OSRChat makes your OSR device smarter. It can connect to any LLM as long as it follows the OpenAI API specification. You can also connect to Ollama for local deployment, ensuring 100% privacy. Additionally, you can customize prompts to build your own conversational scenarios, similar to SillyTavern.
If you plan to use Ollama, it is recommended to use the huihui_ai/glm-4.7-flash-abliterated:q4_K_S model (requires 22 GB of VRAM). Also, make sure to load the model once on the Ollama side before making a request, to avoid the first conversation getting stuck or becoming unresponsive.
The current prompts are not perfect, so you may need to test and adjust them yourself.

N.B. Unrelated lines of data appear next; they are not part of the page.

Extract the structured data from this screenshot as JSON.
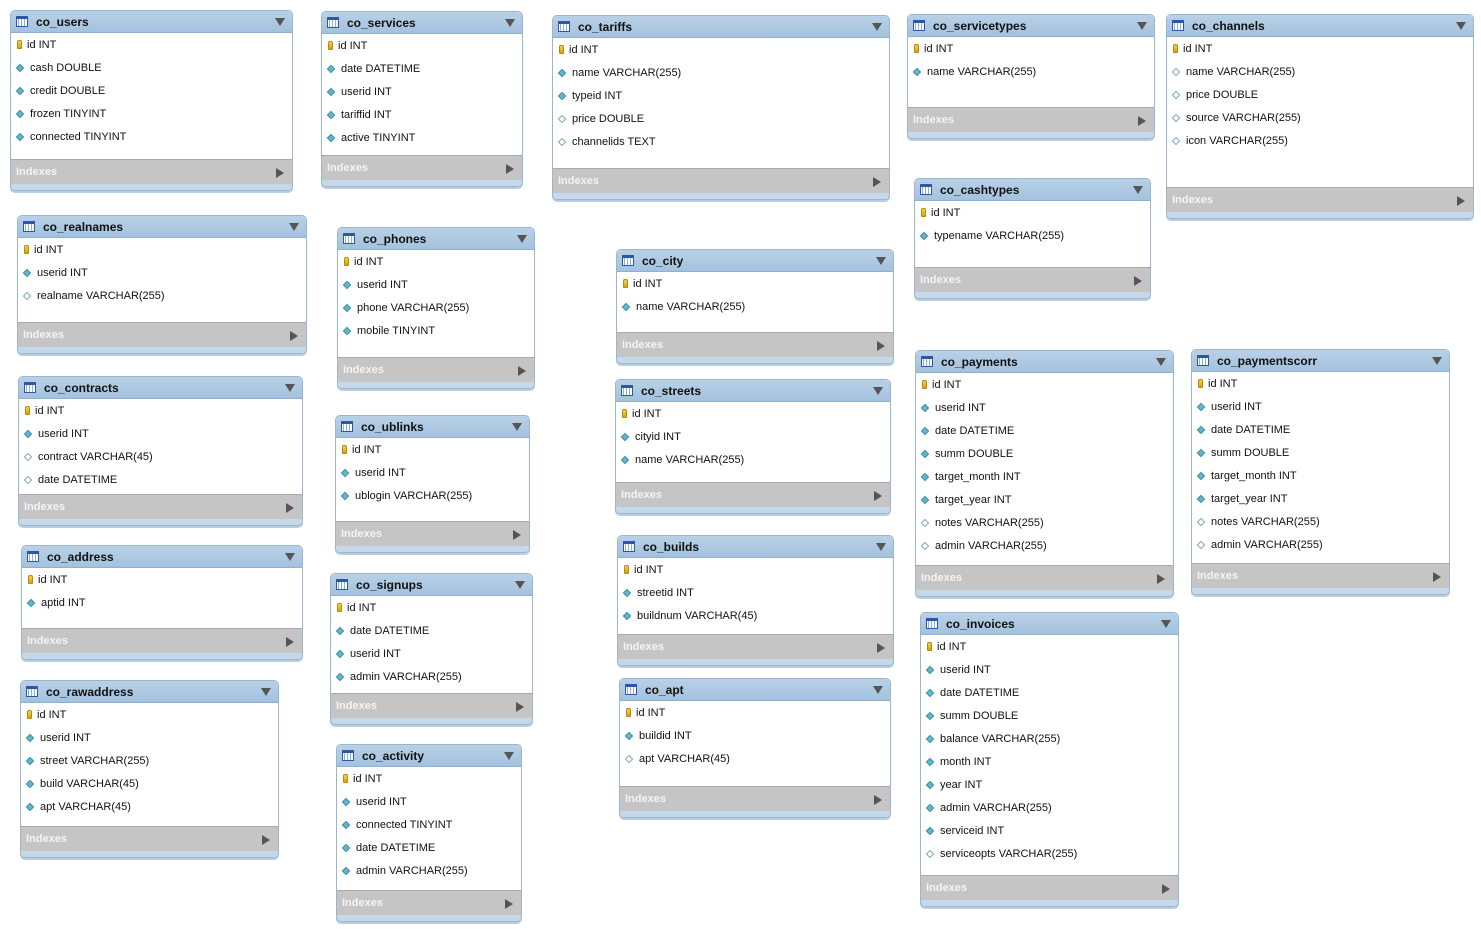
{
  "tables": [
    {
      "name": "co_users",
      "columns": [
        {
          "text": "id INT",
          "kind": "pk"
        },
        {
          "text": "cash DOUBLE",
          "kind": "nn"
        },
        {
          "text": "credit DOUBLE",
          "kind": "nn"
        },
        {
          "text": "frozen TINYINT",
          "kind": "nn"
        },
        {
          "text": "connected TINYINT",
          "kind": "nn"
        }
      ],
      "indexes_label": "Indexes"
    },
    {
      "name": "co_services",
      "columns": [
        {
          "text": "id INT",
          "kind": "pk"
        },
        {
          "text": "date DATETIME",
          "kind": "nn"
        },
        {
          "text": "userid INT",
          "kind": "nn"
        },
        {
          "text": "tariffid INT",
          "kind": "nn"
        },
        {
          "text": "active TINYINT",
          "kind": "nn"
        }
      ],
      "indexes_label": "Indexes"
    },
    {
      "name": "co_tariffs",
      "columns": [
        {
          "text": "id INT",
          "kind": "pk"
        },
        {
          "text": "name VARCHAR(255)",
          "kind": "nn"
        },
        {
          "text": "typeid INT",
          "kind": "nn"
        },
        {
          "text": "price DOUBLE",
          "kind": "null"
        },
        {
          "text": "channelids TEXT",
          "kind": "null"
        }
      ],
      "indexes_label": "Indexes"
    },
    {
      "name": "co_servicetypes",
      "columns": [
        {
          "text": "id INT",
          "kind": "pk"
        },
        {
          "text": "name VARCHAR(255)",
          "kind": "nn"
        }
      ],
      "indexes_label": "Indexes"
    },
    {
      "name": "co_channels",
      "columns": [
        {
          "text": "id INT",
          "kind": "pk"
        },
        {
          "text": "name VARCHAR(255)",
          "kind": "null"
        },
        {
          "text": "price DOUBLE",
          "kind": "null"
        },
        {
          "text": "source VARCHAR(255)",
          "kind": "null"
        },
        {
          "text": "icon VARCHAR(255)",
          "kind": "null"
        }
      ],
      "indexes_label": "Indexes"
    },
    {
      "name": "co_cashtypes",
      "columns": [
        {
          "text": "id INT",
          "kind": "pk"
        },
        {
          "text": "typename VARCHAR(255)",
          "kind": "nn"
        }
      ],
      "indexes_label": "Indexes"
    },
    {
      "name": "co_realnames",
      "columns": [
        {
          "text": "id INT",
          "kind": "pk"
        },
        {
          "text": "userid INT",
          "kind": "nn"
        },
        {
          "text": "realname VARCHAR(255)",
          "kind": "null"
        }
      ],
      "indexes_label": "Indexes"
    },
    {
      "name": "co_phones",
      "columns": [
        {
          "text": "id INT",
          "kind": "pk"
        },
        {
          "text": "userid INT",
          "kind": "nn"
        },
        {
          "text": "phone VARCHAR(255)",
          "kind": "nn"
        },
        {
          "text": "mobile TINYINT",
          "kind": "nn"
        }
      ],
      "indexes_label": "Indexes"
    },
    {
      "name": "co_city",
      "columns": [
        {
          "text": "id INT",
          "kind": "pk"
        },
        {
          "text": "name VARCHAR(255)",
          "kind": "nn"
        }
      ],
      "indexes_label": "Indexes"
    },
    {
      "name": "co_contracts",
      "columns": [
        {
          "text": "id INT",
          "kind": "pk"
        },
        {
          "text": "userid INT",
          "kind": "nn"
        },
        {
          "text": "contract VARCHAR(45)",
          "kind": "null"
        },
        {
          "text": "date DATETIME",
          "kind": "null"
        }
      ],
      "indexes_label": "Indexes"
    },
    {
      "name": "co_ublinks",
      "columns": [
        {
          "text": "id INT",
          "kind": "pk"
        },
        {
          "text": "userid INT",
          "kind": "nn"
        },
        {
          "text": "ublogin VARCHAR(255)",
          "kind": "nn"
        }
      ],
      "indexes_label": "Indexes"
    },
    {
      "name": "co_streets",
      "columns": [
        {
          "text": "id INT",
          "kind": "pk"
        },
        {
          "text": "cityid INT",
          "kind": "nn"
        },
        {
          "text": "name VARCHAR(255)",
          "kind": "nn"
        }
      ],
      "indexes_label": "Indexes"
    },
    {
      "name": "co_payments",
      "columns": [
        {
          "text": "id INT",
          "kind": "pk"
        },
        {
          "text": "userid INT",
          "kind": "nn"
        },
        {
          "text": "date DATETIME",
          "kind": "nn"
        },
        {
          "text": "summ DOUBLE",
          "kind": "nn"
        },
        {
          "text": "target_month INT",
          "kind": "nn"
        },
        {
          "text": "target_year INT",
          "kind": "nn"
        },
        {
          "text": "notes VARCHAR(255)",
          "kind": "null"
        },
        {
          "text": "admin VARCHAR(255)",
          "kind": "null"
        }
      ],
      "indexes_label": "Indexes"
    },
    {
      "name": "co_paymentscorr",
      "columns": [
        {
          "text": "id INT",
          "kind": "pk"
        },
        {
          "text": "userid INT",
          "kind": "nn"
        },
        {
          "text": "date DATETIME",
          "kind": "nn"
        },
        {
          "text": "summ DOUBLE",
          "kind": "nn"
        },
        {
          "text": "target_month INT",
          "kind": "nn"
        },
        {
          "text": "target_year INT",
          "kind": "nn"
        },
        {
          "text": "notes VARCHAR(255)",
          "kind": "null"
        },
        {
          "text": "admin VARCHAR(255)",
          "kind": "null"
        }
      ],
      "indexes_label": "Indexes"
    },
    {
      "name": "co_address",
      "columns": [
        {
          "text": "id INT",
          "kind": "pk"
        },
        {
          "text": "aptid INT",
          "kind": "nn"
        }
      ],
      "indexes_label": "Indexes"
    },
    {
      "name": "co_signups",
      "columns": [
        {
          "text": "id INT",
          "kind": "pk"
        },
        {
          "text": "date DATETIME",
          "kind": "nn"
        },
        {
          "text": "userid INT",
          "kind": "nn"
        },
        {
          "text": "admin VARCHAR(255)",
          "kind": "nn"
        }
      ],
      "indexes_label": "Indexes"
    },
    {
      "name": "co_builds",
      "columns": [
        {
          "text": "id INT",
          "kind": "pk"
        },
        {
          "text": "streetid INT",
          "kind": "nn"
        },
        {
          "text": "buildnum VARCHAR(45)",
          "kind": "nn"
        }
      ],
      "indexes_label": "Indexes"
    },
    {
      "name": "co_invoices",
      "columns": [
        {
          "text": "id INT",
          "kind": "pk"
        },
        {
          "text": "userid INT",
          "kind": "nn"
        },
        {
          "text": "date DATETIME",
          "kind": "nn"
        },
        {
          "text": "summ DOUBLE",
          "kind": "nn"
        },
        {
          "text": "balance VARCHAR(255)",
          "kind": "nn"
        },
        {
          "text": "month INT",
          "kind": "nn"
        },
        {
          "text": "year INT",
          "kind": "nn"
        },
        {
          "text": "admin VARCHAR(255)",
          "kind": "nn"
        },
        {
          "text": "serviceid INT",
          "kind": "nn"
        },
        {
          "text": "serviceopts VARCHAR(255)",
          "kind": "null"
        }
      ],
      "indexes_label": "Indexes"
    },
    {
      "name": "co_rawaddress",
      "columns": [
        {
          "text": "id INT",
          "kind": "pk"
        },
        {
          "text": "userid INT",
          "kind": "nn"
        },
        {
          "text": "street VARCHAR(255)",
          "kind": "nn"
        },
        {
          "text": "build VARCHAR(45)",
          "kind": "nn"
        },
        {
          "text": "apt VARCHAR(45)",
          "kind": "nn"
        }
      ],
      "indexes_label": "Indexes"
    },
    {
      "name": "co_apt",
      "columns": [
        {
          "text": "id INT",
          "kind": "pk"
        },
        {
          "text": "buildid INT",
          "kind": "nn"
        },
        {
          "text": "apt VARCHAR(45)",
          "kind": "null"
        }
      ],
      "indexes_label": "Indexes"
    },
    {
      "name": "co_activity",
      "columns": [
        {
          "text": "id INT",
          "kind": "pk"
        },
        {
          "text": "userid INT",
          "kind": "nn"
        },
        {
          "text": "connected TINYINT",
          "kind": "nn"
        },
        {
          "text": "date DATETIME",
          "kind": "nn"
        },
        {
          "text": "admin VARCHAR(255)",
          "kind": "nn"
        }
      ],
      "indexes_label": "Indexes"
    }
  ]
}
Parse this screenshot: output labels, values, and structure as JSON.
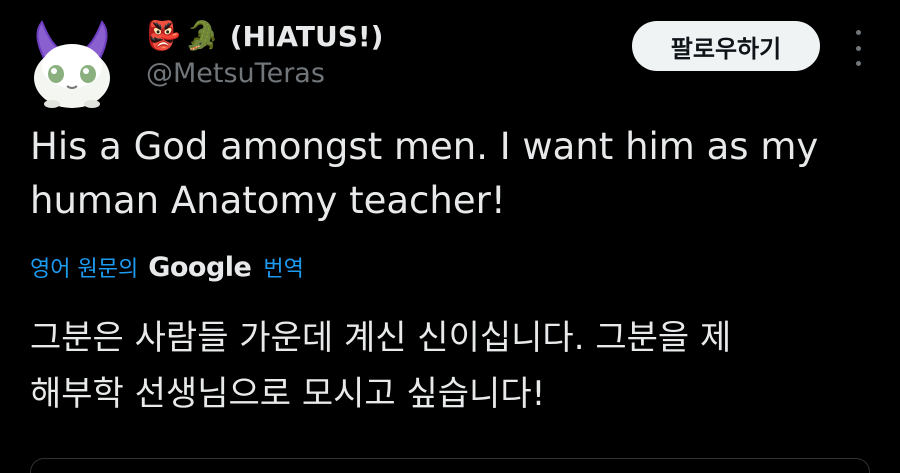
{
  "author": {
    "emoji_badges": [
      "👺",
      "🐊"
    ],
    "display_name": "(HIATUS!)",
    "handle": "@MetsuTeras"
  },
  "actions": {
    "follow_label": "팔로우하기",
    "more_icon": "more-dots-icon"
  },
  "tweet": {
    "text_line1": "His a God amongst men. I want him as my",
    "text_line2": "human Anatomy teacher!"
  },
  "translation": {
    "prefix": "영어 원문의",
    "brand": "Google",
    "suffix": "번역",
    "text_line1": "그분은 사람들 가운데 계신 신이십니다. 그분을 제",
    "text_line2": "해부학 선생님으로 모시고 싶습니다!"
  },
  "colors": {
    "background": "#000000",
    "text": "#e7e9ea",
    "muted": "#71767b",
    "link": "#1d9bf0",
    "button_bg": "#eff3f4"
  }
}
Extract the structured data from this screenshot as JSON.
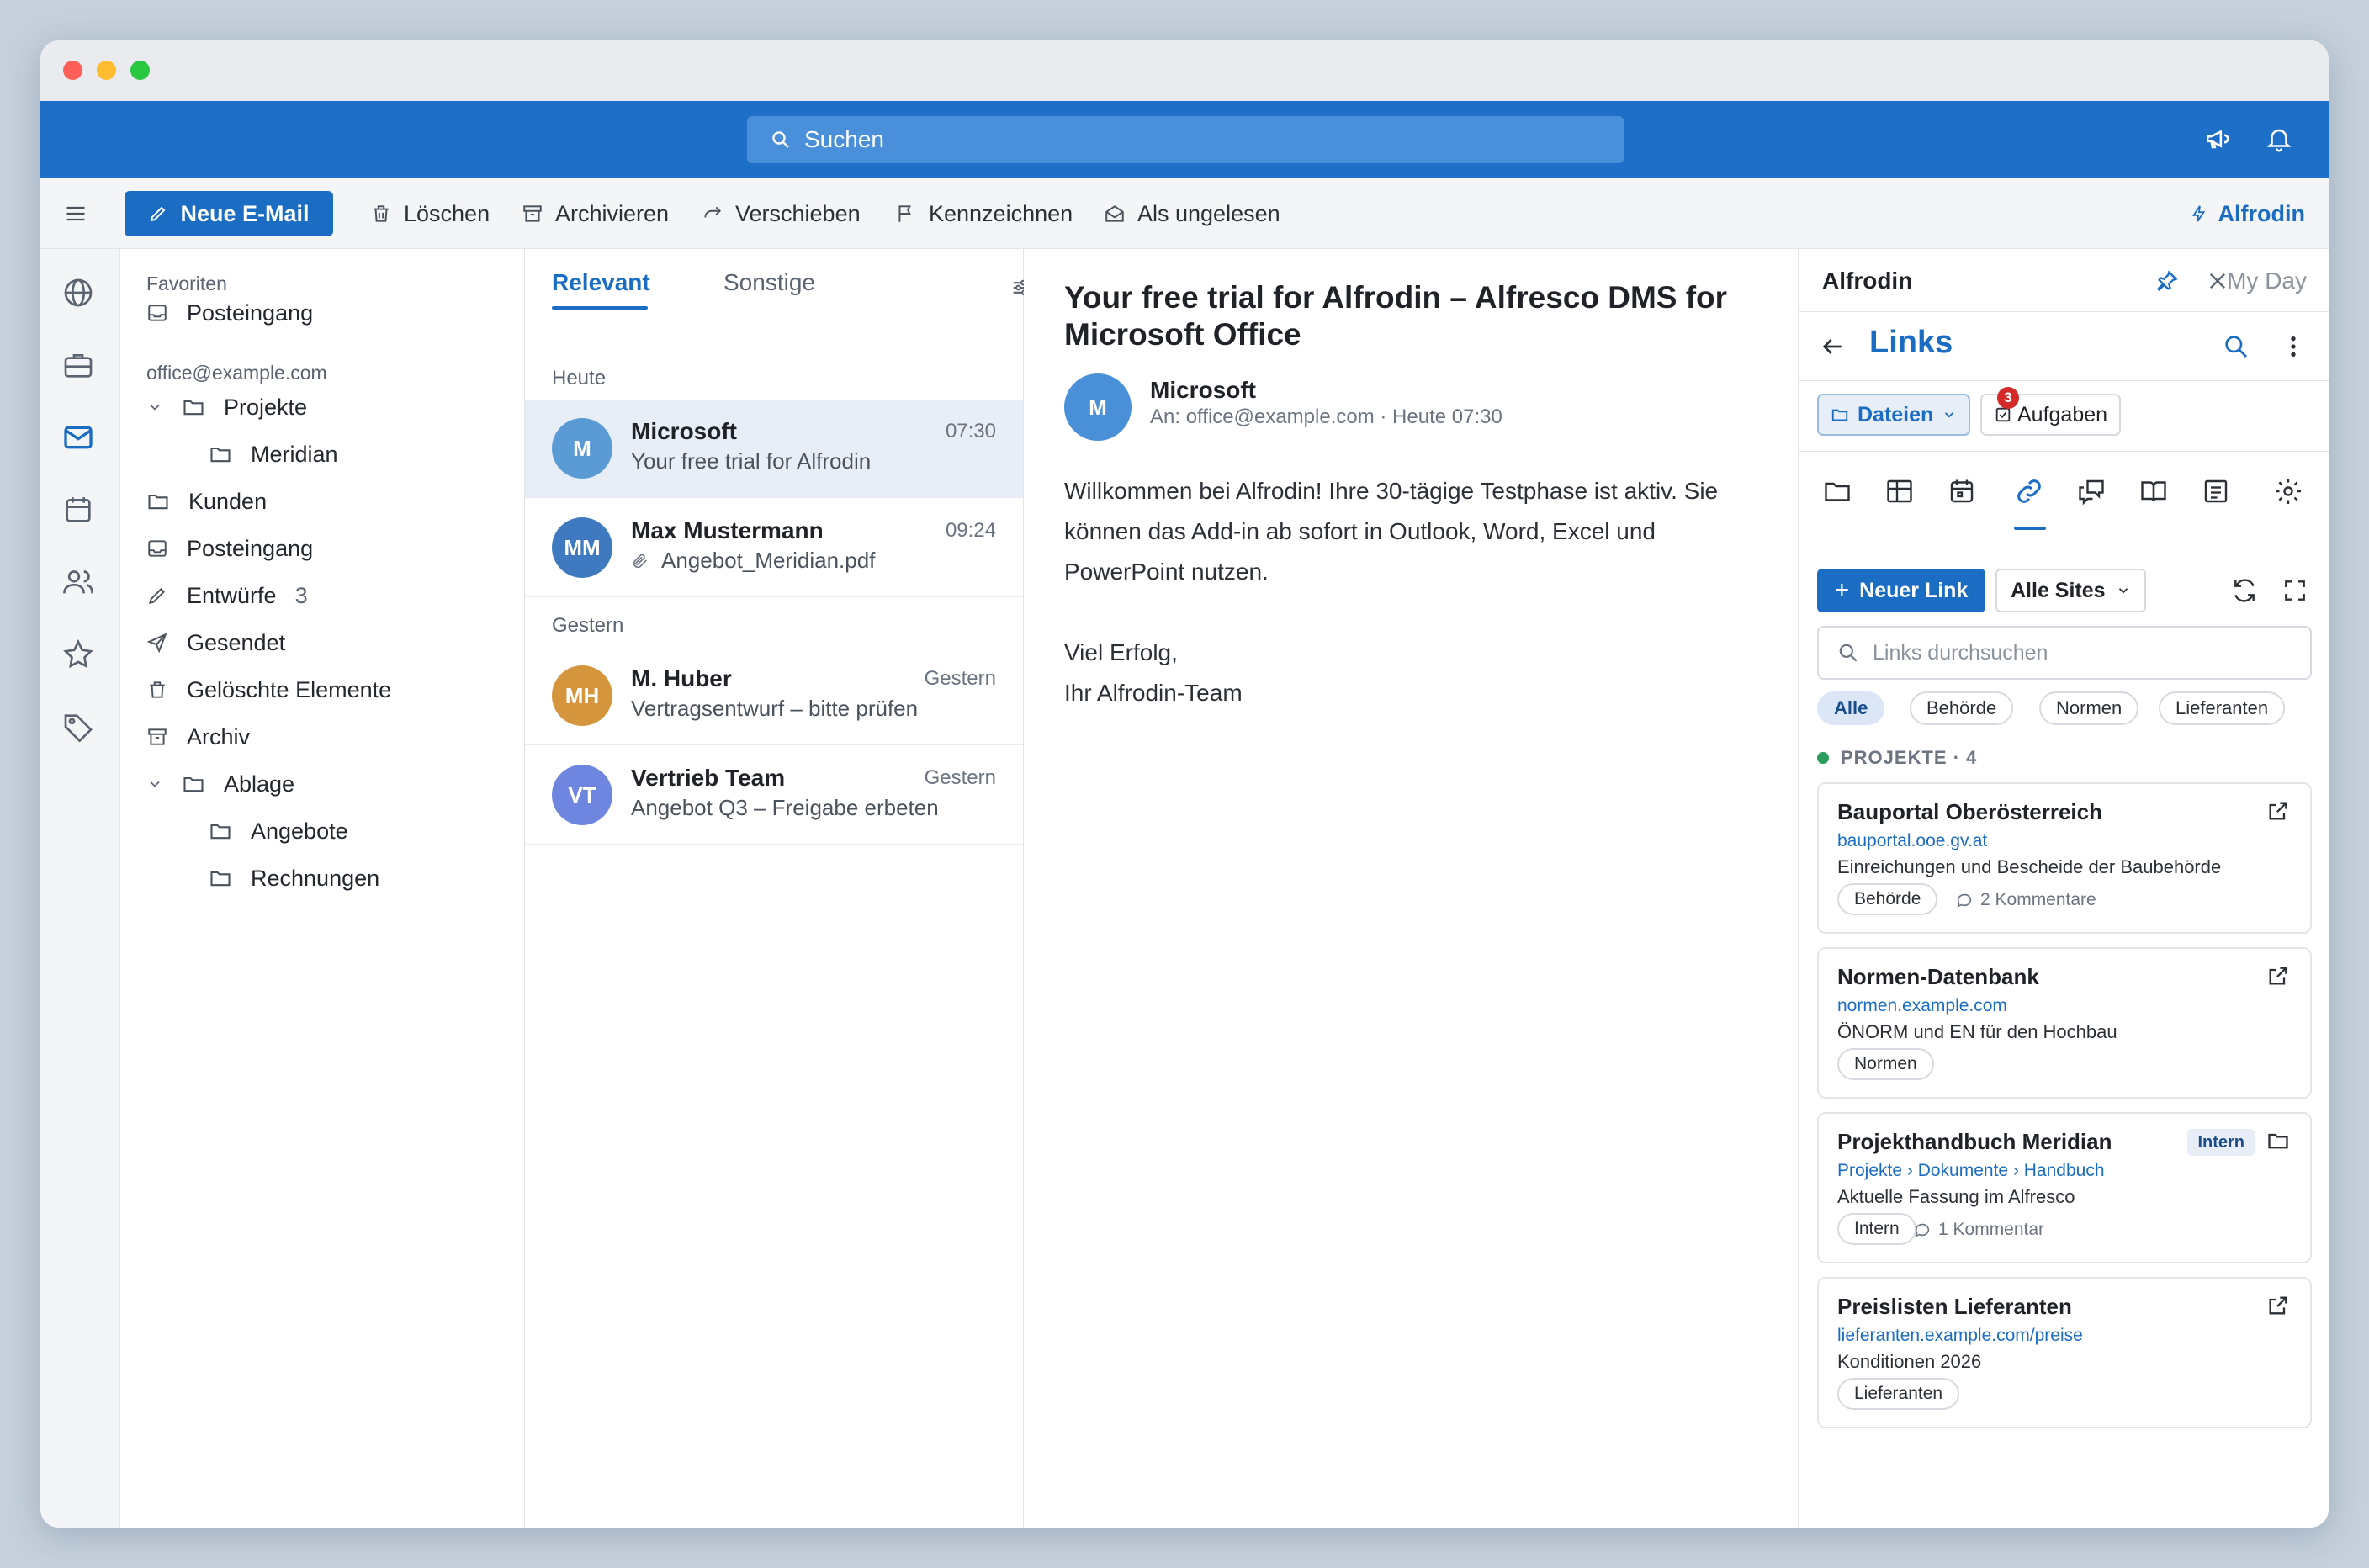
{
  "search": {
    "placeholder": "Suchen"
  },
  "toolbar": {
    "new_mail": "Neue E-Mail",
    "delete": "Löschen",
    "archive": "Archivieren",
    "move": "Verschieben",
    "flag": "Kennzeichnen",
    "mark_unread": "Als ungelesen",
    "addin": "Alfrodin"
  },
  "folders": {
    "favorites_label": "Favoriten",
    "fav_inbox": "Posteingang",
    "account": "office@example.com",
    "projekte": "Projekte",
    "meridian": "Meridian",
    "kunden": "Kunden",
    "inbox": "Posteingang",
    "drafts": "Entwürfe",
    "drafts_count": "3",
    "sent": "Gesendet",
    "deleted": "Gelöschte Elemente",
    "archive": "Archiv",
    "ablage": "Ablage",
    "angebote": "Angebote",
    "rechnungen": "Rechnungen"
  },
  "maillist": {
    "tab_relevant": "Relevant",
    "tab_other": "Sonstige",
    "group_today": "Heute",
    "group_yesterday": "Gestern",
    "messages": [
      {
        "initials": "M",
        "sender": "Microsoft",
        "subject": "Your free trial for Alfrodin",
        "time": "07:30",
        "color": "#5b9bd5"
      },
      {
        "initials": "MM",
        "sender": "Max Mustermann",
        "subject": "Angebot_Meridian.pdf",
        "time": "09:24",
        "color": "#3f7ac0"
      },
      {
        "initials": "MH",
        "sender": "M. Huber",
        "subject": "Vertragsentwurf – bitte prüfen",
        "time": "Gestern",
        "color": "#d4953c"
      },
      {
        "initials": "VT",
        "sender": "Vertrieb Team",
        "subject": "Angebot Q3 – Freigabe erbeten",
        "time": "Gestern",
        "color": "#6f86e0"
      }
    ]
  },
  "reading": {
    "title": "Your free trial for Alfrodin – Alfresco DMS for Microsoft Office",
    "initials": "M",
    "sender": "Microsoft",
    "meta": "An: office@example.com  ·  Heute 07:30",
    "para1": "Willkommen bei Alfrodin! Ihre 30-tägige Testphase ist aktiv. Sie können das Add-in ab sofort in Outlook, Word, Excel und PowerPoint nutzen.",
    "greet1": "Viel Erfolg,",
    "greet2": "Ihr Alfrodin-Team"
  },
  "panel": {
    "title": "Alfrodin",
    "myday": "My Day",
    "heading": "Links",
    "files_btn": "Dateien",
    "tasks_btn": "Aufgaben",
    "tasks_badge": "3",
    "new_link": "Neuer Link",
    "all_sites": "Alle Sites",
    "search_placeholder": "Links durchsuchen",
    "chips": [
      "Alle",
      "Behörde",
      "Normen",
      "Lieferanten"
    ],
    "section": "PROJEKTE · 4",
    "cards": [
      {
        "title": "Bauportal Oberösterreich",
        "url": "bauportal.ooe.gv.at",
        "desc": "Einreichungen und Bescheide der Baubehörde",
        "tag": "Behörde",
        "comments": "2 Kommentare"
      },
      {
        "title": "Normen-Datenbank",
        "url": "normen.example.com",
        "desc": "ÖNORM und EN für den Hochbau",
        "tag": "Normen",
        "comments": ""
      },
      {
        "title": "Projekthandbuch Meridian",
        "url": "Projekte › Dokumente › Handbuch",
        "desc": "Aktuelle Fassung im Alfresco",
        "tag": "Intern",
        "comments": "1 Kommentar",
        "badge": "Intern"
      },
      {
        "title": "Preislisten Lieferanten",
        "url": "lieferanten.example.com/preise",
        "desc": "Konditionen 2026",
        "tag": "Lieferanten",
        "comments": ""
      }
    ]
  },
  "colors": {
    "brand": "#1e6fc7",
    "accent": "#1a6dc3"
  }
}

OSRChat is essentially a server, and you can call its API from other projects. However, please do not expose it to the public internet—only use it within a secure and controllable local network, as I did not take any network security issues into account when developing it.
I don’t trust any cloud service providers, even though they repeatedly promise privacy and security. By using OSRChat together with Ollama or vLLM, all data can be processed entirely within your local network, ensuring 100% privacy. OSRChat also does not record any chat history; if you really need to keep it, I’ve provided an export button that lets you save the current conversation.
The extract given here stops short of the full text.